Autonomie kann von jeder Führungskraft gewährt werden. Auch bei umfassenden Vorgaben durch Konzern, bei Null-Fehler-Kulturen oder bei strikten Organisationsstrukturen. Sie glauben das nicht? Fragen Sie mal Ihre MitarbeiterInnen, in welchen Aspekten diese gerne mehr Freiheiten und Entscheidungsspielraum hätten.

Spielräume geben – Motivation gewinnen

Ermöglichter Handlungsspielraum wird auch oft als Zeichen der Wertschätzung und des Vertrauens seitens der Führungskraft angesehen.

Handlungsspielraum zu geben ist eine Kernaufgabe für Führungskräfte, denn Führen heißt auch Loslassen. Betreiben Sie kein Mikromanagement indem Sie alles vorgeben. Setzen Sie die großen Ziele und Prioritäten. Erklären Sie die Hintergründe. Und lassen Sie Ihre Leute dann arbeiten.

Das ist auch gut für Sie als Führungskraft. Sie laufen weniger Gefahr an Burnout oder anderen Stressreaktionen zu erkranken. Sie haben mehr Kapazitäten für wichtigere Aufgaben.

Mitarbeiter sich selbst überlassen?

Autonomie bedeutet jedoch nicht die Mitarbeiter allein zu lassen, sich sozial zu istanzieren oder sich als Führungkraft zu isolieren.
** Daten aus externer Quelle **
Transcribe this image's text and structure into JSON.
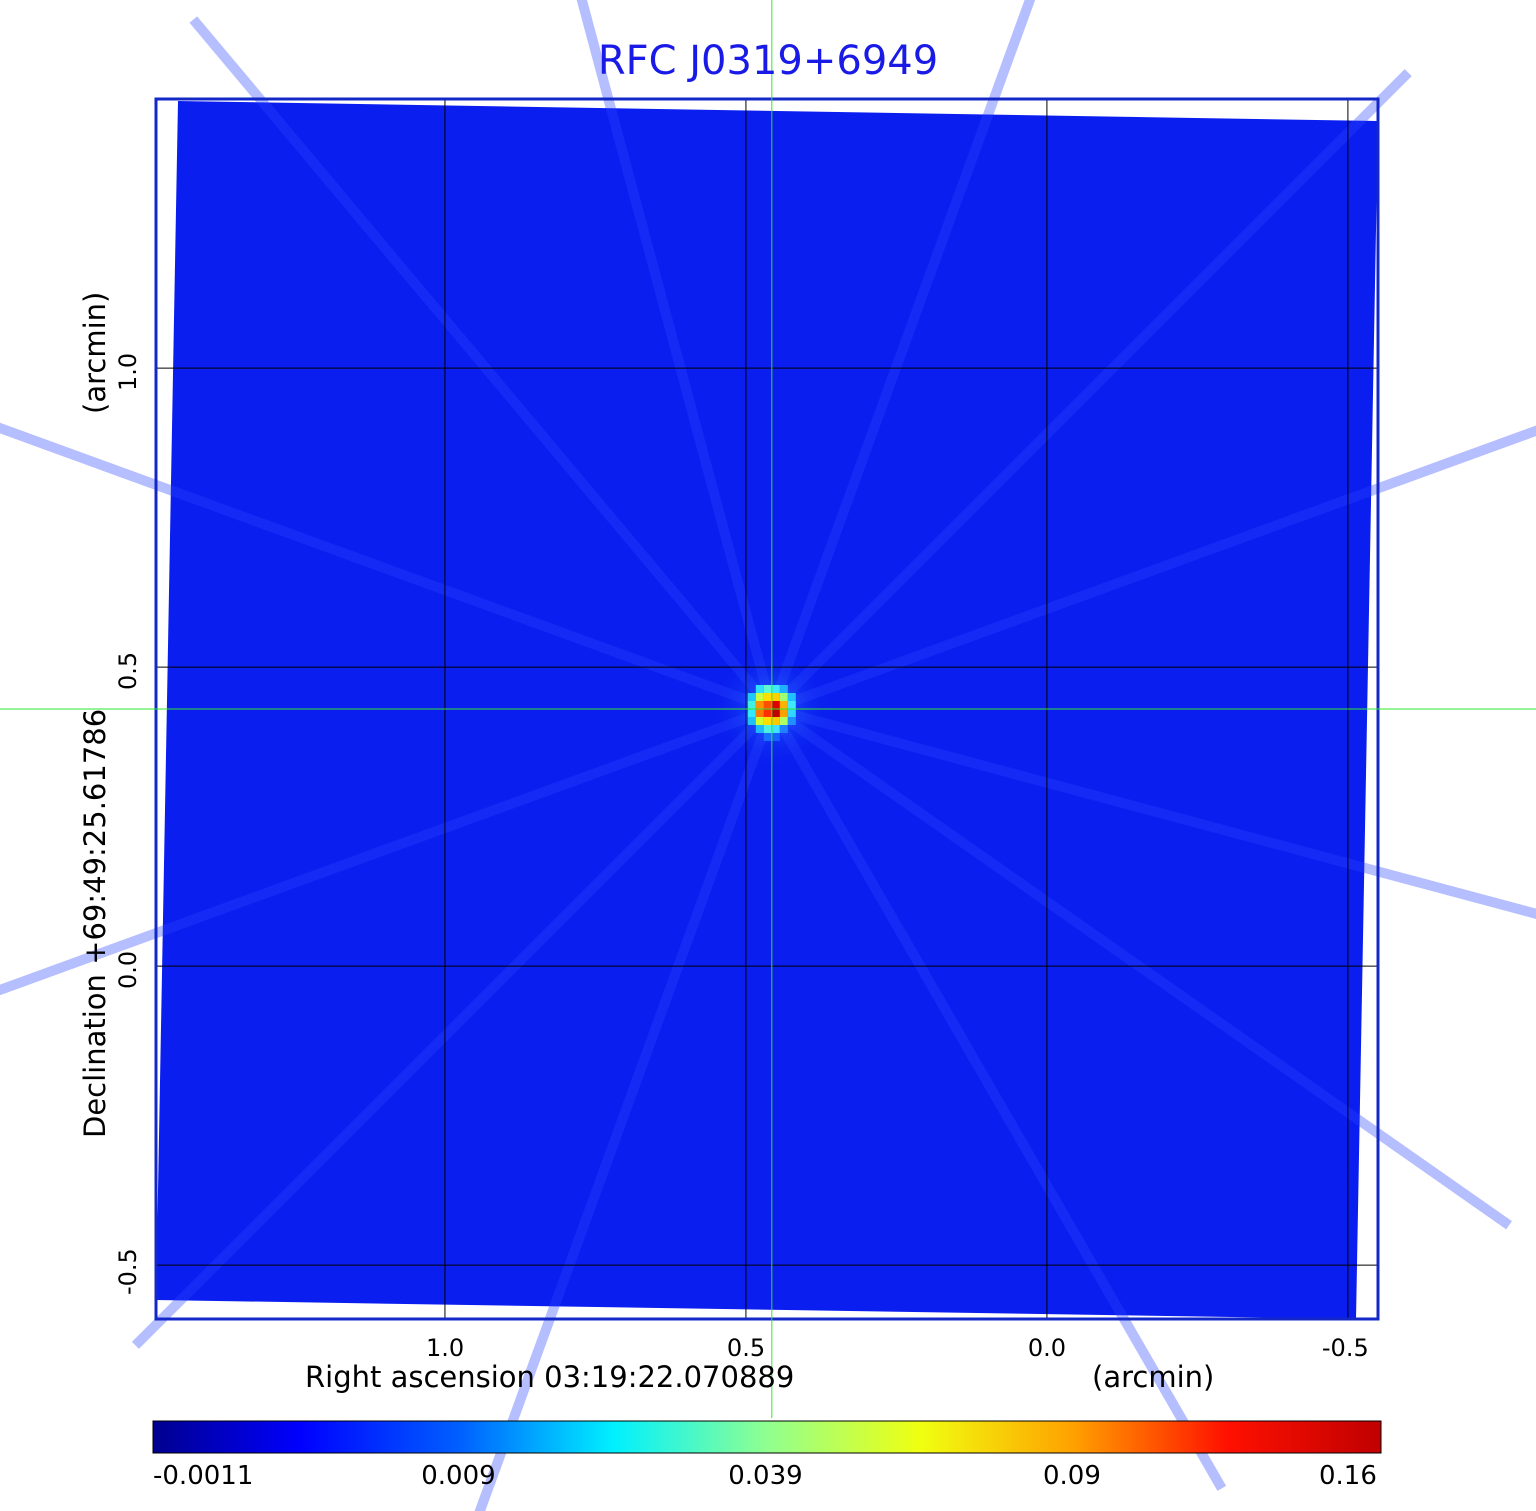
{
  "chart_data": {
    "type": "heatmap",
    "title": "RFC J0319+6949",
    "xlabel": "Right ascension  03:19:22.070889",
    "xunit": "(arcmin)",
    "ylabel": "Declination  +69:49:25.61786",
    "yunit": "(arcmin)",
    "x_ticks": [
      "1.0",
      "0.5",
      "0.0",
      "-0.5"
    ],
    "x_tick_values": [
      1.0,
      0.5,
      0.0,
      -0.5
    ],
    "y_ticks": [
      "1.0",
      "0.5",
      "0.0",
      "-0.5"
    ],
    "y_tick_values": [
      1.0,
      0.5,
      0.0,
      -0.5
    ],
    "xlim": [
      1.48,
      -0.55
    ],
    "ylim": [
      -0.59,
      1.45
    ],
    "grid": true,
    "crosshair": {
      "x": 0.457,
      "y": 0.43
    },
    "source_peak": {
      "x": 0.457,
      "y": 0.43,
      "value": 0.16
    },
    "colorbar": {
      "ticks": [
        "-0.0011",
        "0.009",
        "0.039",
        "0.09",
        "0.16"
      ],
      "values": [
        -0.0011,
        0.009,
        0.039,
        0.09,
        0.16
      ],
      "colormap": "jet",
      "placement": "bottom"
    },
    "colors": {
      "background_field": "#0a1ef0",
      "frame": "#1428c8",
      "title": "#1a1ae6",
      "crosshair": "#2ee82e",
      "grid": "#000000"
    }
  }
}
Feedback ist gerade bei autonomem Arbeiten wichtig!

Achten Sie auch darauf, dass durch die Erweiterung des Handlungsspielraums nicht notwendige Sicherheiten (große Ziele, Arbeitsplatzsicherheit, Eingebundenheit in eine Gemeinschaft) wegfallen.

Viel Erfolg beim Umsetzen!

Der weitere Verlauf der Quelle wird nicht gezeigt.